We have already noted Erasmus' often-expressed desire to visit Italy. It is the alleged motive of his begging correspondence with the Marchioness Anna in and about the year 1500. At that time he professes to have little interest in Italy for its own sake, but to be yielding to a popular delusion that a doctor's degree was absolutely indispensable to a scholarly reputation and that an Italian doctorate was worth more than any other. In England he is quite satisfied that he has done just as well for his Greek and his scholarly advancement in general as if he had gone to Italy; yet the idea of the Italian journey seems never to have left him. It is an interesting inquiry precisely what the real attraction of Italy to Erasmus was.

One can easily draw a fancy picture of what ought to have attracted him. Italy had naturally for the scholar of the Renaissance a double interest, first as the seat of ancient Roman culture, and again as the source and spring of that modern revival in which he himself formed a part. It might well appeal to the instinct of the antiquarian and the sight-seer, eager to bring visibly before himself the remains of ancient splendour, the living and vivid reminders of a mighty past. He might hope to live again in the charmed atmosphere of Virgil and Horace, to sit amid the scenes already familiar to him in the glowing pages of Cicero, and to bring into his mind some more adequate understanding of the vast achievements he had read of in the pregnant story of Livy or of Julius Cæsar.

The appeal of Italy, in short, to the historical imagination is, one would say, perhaps the most powerful that has ever come to a scholar's mind from that land of enchantment. It was a time, too, when men's thoughts and activities were turning eagerly to all that side of the new classical study. For a century and a half, ever since the days of Petrarch and Rienzi, the treasures of ancient art, Greek as well as Roman, had been brought to light, gathered into great collections, and made to do their part in the education of Europe. The limits of the Eternal City had been turned into one great treasure-house of precious reminders of former and presages of a future greatness. The visitor to Rome or to Florence might study from the originals the choicest forms in which the art of the ancient world had expressed itself.

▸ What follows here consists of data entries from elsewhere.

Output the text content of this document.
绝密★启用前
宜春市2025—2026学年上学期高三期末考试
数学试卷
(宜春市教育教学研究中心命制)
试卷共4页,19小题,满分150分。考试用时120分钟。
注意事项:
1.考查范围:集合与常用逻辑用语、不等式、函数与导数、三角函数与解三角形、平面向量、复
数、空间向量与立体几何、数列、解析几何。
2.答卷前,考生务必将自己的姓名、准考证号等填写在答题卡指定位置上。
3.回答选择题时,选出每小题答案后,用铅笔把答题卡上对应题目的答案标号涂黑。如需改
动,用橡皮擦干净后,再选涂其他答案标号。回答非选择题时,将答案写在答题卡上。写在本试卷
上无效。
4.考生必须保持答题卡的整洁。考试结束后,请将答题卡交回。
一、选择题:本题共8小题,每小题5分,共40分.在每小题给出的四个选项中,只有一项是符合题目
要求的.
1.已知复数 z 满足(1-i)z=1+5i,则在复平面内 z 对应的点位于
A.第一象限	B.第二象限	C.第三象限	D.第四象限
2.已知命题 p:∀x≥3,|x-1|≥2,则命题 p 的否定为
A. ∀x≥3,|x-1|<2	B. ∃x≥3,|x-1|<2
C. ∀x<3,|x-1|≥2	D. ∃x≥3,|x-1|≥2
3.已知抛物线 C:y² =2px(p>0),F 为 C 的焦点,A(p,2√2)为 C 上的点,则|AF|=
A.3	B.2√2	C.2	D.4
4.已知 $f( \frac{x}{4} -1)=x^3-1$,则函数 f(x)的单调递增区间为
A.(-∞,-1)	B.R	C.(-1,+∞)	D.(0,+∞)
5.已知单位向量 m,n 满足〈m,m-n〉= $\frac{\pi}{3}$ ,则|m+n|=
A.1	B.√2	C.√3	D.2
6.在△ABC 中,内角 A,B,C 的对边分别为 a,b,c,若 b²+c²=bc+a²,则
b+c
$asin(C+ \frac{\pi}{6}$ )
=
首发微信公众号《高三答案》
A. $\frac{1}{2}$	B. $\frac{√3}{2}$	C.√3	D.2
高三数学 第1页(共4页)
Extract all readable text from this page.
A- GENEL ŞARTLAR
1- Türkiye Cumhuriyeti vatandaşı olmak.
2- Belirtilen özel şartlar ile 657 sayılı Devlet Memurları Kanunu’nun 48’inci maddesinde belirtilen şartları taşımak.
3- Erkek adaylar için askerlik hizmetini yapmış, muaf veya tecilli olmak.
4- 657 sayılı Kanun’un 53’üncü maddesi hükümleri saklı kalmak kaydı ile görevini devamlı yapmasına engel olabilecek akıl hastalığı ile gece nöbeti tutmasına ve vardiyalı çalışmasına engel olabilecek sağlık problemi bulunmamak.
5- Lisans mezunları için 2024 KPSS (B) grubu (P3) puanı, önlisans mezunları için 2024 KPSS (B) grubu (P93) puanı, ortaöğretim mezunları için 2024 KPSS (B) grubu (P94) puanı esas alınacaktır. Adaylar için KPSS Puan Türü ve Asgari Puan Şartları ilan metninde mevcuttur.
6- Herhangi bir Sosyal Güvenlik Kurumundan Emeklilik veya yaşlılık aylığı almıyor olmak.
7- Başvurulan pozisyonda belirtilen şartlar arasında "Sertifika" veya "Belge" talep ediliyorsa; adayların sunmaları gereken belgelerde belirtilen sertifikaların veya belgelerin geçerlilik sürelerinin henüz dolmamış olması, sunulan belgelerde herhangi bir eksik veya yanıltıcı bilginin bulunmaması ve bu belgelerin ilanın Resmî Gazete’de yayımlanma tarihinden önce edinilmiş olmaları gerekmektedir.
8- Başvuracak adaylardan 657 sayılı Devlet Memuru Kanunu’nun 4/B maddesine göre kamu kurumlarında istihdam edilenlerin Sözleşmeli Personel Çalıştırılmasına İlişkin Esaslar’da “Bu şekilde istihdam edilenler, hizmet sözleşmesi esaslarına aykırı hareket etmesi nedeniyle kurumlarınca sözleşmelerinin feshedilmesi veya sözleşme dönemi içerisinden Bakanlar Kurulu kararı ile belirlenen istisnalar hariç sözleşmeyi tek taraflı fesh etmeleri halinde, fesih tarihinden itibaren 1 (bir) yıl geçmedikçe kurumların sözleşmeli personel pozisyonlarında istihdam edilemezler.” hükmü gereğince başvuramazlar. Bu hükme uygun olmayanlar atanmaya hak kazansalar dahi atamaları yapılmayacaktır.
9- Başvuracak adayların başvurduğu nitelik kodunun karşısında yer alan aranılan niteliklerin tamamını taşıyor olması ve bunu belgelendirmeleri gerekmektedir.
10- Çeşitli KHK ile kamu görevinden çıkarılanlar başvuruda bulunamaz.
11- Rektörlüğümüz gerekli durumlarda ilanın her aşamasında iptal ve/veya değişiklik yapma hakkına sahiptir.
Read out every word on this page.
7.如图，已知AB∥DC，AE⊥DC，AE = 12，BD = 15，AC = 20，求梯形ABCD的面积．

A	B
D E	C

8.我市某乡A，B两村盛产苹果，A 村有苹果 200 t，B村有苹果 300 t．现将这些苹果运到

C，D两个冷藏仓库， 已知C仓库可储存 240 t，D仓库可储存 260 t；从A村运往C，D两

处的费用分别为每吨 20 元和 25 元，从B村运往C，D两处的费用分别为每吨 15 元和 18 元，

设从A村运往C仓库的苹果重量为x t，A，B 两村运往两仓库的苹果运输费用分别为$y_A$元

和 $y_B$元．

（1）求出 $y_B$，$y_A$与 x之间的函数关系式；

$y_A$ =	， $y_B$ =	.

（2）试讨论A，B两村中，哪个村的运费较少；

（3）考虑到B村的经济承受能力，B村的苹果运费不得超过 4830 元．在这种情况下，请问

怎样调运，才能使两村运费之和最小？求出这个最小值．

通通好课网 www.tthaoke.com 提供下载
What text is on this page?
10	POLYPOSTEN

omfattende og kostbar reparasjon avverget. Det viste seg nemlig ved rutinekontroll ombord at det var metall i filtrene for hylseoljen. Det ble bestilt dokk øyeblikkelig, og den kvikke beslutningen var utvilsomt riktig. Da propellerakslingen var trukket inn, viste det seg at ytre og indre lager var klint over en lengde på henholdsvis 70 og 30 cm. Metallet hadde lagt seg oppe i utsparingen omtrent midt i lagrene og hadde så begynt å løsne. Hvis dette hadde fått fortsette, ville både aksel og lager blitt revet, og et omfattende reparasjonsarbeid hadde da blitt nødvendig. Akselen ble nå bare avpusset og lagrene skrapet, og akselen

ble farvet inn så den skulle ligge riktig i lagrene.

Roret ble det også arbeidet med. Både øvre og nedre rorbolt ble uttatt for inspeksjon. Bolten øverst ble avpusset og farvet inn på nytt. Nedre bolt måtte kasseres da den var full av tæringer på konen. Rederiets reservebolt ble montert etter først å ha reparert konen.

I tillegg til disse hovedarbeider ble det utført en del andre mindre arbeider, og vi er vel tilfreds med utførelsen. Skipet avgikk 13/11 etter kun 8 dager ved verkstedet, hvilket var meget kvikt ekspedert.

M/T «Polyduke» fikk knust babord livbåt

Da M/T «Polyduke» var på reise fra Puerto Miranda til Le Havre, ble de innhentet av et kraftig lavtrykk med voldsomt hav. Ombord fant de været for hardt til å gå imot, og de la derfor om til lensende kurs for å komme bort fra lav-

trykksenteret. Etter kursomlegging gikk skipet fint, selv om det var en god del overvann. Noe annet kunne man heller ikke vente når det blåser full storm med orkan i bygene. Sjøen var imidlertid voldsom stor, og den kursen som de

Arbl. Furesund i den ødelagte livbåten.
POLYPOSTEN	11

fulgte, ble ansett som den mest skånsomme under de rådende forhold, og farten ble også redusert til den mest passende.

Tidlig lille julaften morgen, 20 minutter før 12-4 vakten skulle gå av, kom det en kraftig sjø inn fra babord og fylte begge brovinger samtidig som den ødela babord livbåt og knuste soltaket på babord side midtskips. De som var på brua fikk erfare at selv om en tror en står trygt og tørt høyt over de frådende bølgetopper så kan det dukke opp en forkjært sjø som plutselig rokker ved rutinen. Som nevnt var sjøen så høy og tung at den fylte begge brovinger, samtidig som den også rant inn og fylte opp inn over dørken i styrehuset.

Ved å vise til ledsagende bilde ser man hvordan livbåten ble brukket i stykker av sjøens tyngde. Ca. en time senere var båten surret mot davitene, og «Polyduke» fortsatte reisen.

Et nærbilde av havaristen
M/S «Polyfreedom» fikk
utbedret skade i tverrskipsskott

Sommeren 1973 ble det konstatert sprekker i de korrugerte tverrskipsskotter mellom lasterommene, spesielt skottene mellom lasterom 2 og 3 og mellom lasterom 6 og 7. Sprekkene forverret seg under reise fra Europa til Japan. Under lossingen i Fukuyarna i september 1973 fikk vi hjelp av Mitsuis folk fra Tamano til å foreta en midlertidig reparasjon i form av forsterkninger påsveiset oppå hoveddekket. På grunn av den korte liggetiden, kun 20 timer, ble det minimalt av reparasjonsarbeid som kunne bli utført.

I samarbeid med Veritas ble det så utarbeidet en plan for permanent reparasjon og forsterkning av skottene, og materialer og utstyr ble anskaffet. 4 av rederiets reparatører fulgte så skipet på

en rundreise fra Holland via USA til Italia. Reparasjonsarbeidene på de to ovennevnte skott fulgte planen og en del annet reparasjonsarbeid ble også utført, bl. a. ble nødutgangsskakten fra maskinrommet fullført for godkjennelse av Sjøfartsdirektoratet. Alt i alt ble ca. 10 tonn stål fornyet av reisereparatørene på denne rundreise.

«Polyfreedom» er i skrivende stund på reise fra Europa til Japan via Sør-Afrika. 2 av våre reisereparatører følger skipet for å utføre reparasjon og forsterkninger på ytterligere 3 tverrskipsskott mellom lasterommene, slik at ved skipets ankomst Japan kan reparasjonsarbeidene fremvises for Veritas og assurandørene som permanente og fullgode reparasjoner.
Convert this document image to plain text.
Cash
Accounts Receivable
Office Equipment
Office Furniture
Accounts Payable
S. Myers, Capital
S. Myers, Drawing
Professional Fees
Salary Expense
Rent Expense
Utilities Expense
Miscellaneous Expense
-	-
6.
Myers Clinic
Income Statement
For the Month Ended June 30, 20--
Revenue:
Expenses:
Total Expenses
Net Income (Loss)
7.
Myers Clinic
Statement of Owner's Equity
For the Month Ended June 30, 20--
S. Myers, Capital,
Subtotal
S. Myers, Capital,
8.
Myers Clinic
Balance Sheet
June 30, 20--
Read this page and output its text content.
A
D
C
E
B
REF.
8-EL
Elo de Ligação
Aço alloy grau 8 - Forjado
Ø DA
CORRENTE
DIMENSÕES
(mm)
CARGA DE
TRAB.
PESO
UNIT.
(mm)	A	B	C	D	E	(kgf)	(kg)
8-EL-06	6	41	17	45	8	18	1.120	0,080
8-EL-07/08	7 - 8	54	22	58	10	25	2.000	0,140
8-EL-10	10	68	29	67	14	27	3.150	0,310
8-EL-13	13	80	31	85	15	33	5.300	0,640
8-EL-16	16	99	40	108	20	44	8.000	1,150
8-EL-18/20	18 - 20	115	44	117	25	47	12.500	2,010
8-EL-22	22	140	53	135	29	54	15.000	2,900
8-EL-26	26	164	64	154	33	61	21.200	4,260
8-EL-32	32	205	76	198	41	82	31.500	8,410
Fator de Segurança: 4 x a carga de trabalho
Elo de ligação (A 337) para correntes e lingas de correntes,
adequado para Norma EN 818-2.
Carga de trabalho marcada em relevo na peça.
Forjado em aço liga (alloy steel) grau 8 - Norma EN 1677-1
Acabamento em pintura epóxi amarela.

It is hard to fancy that Erasmus, in his thoughts of Italy, can have failed to be drawn by the anticipation of living thus bodily in the presence of the human world from which he drew his literary inspiration and toward which all his serious thought went back as to its natural source. Yet the fact is that neither in the anticipation nor in the reality of his Italian journey do we find such reference to these things as would warrant us in thinking that they formed any essential part of his ideas about Italy. That sense of an overwhelming grandeur, a something indescribably greater than all that had come since, which has fallen upon so many an Italian traveller, seems to have been entirely absent in his case. When Goethe entered Italy, it was with bated breath and reverent awe at the stupendous remains of a civilisation whose influence was even then potent in the lives of men. So far as Erasmus has left us any witness of himself his mind was occupied solely with the immediate profit of the moment: his doctor's degree, his new publisher, the petty comforts and discomforts of daily life.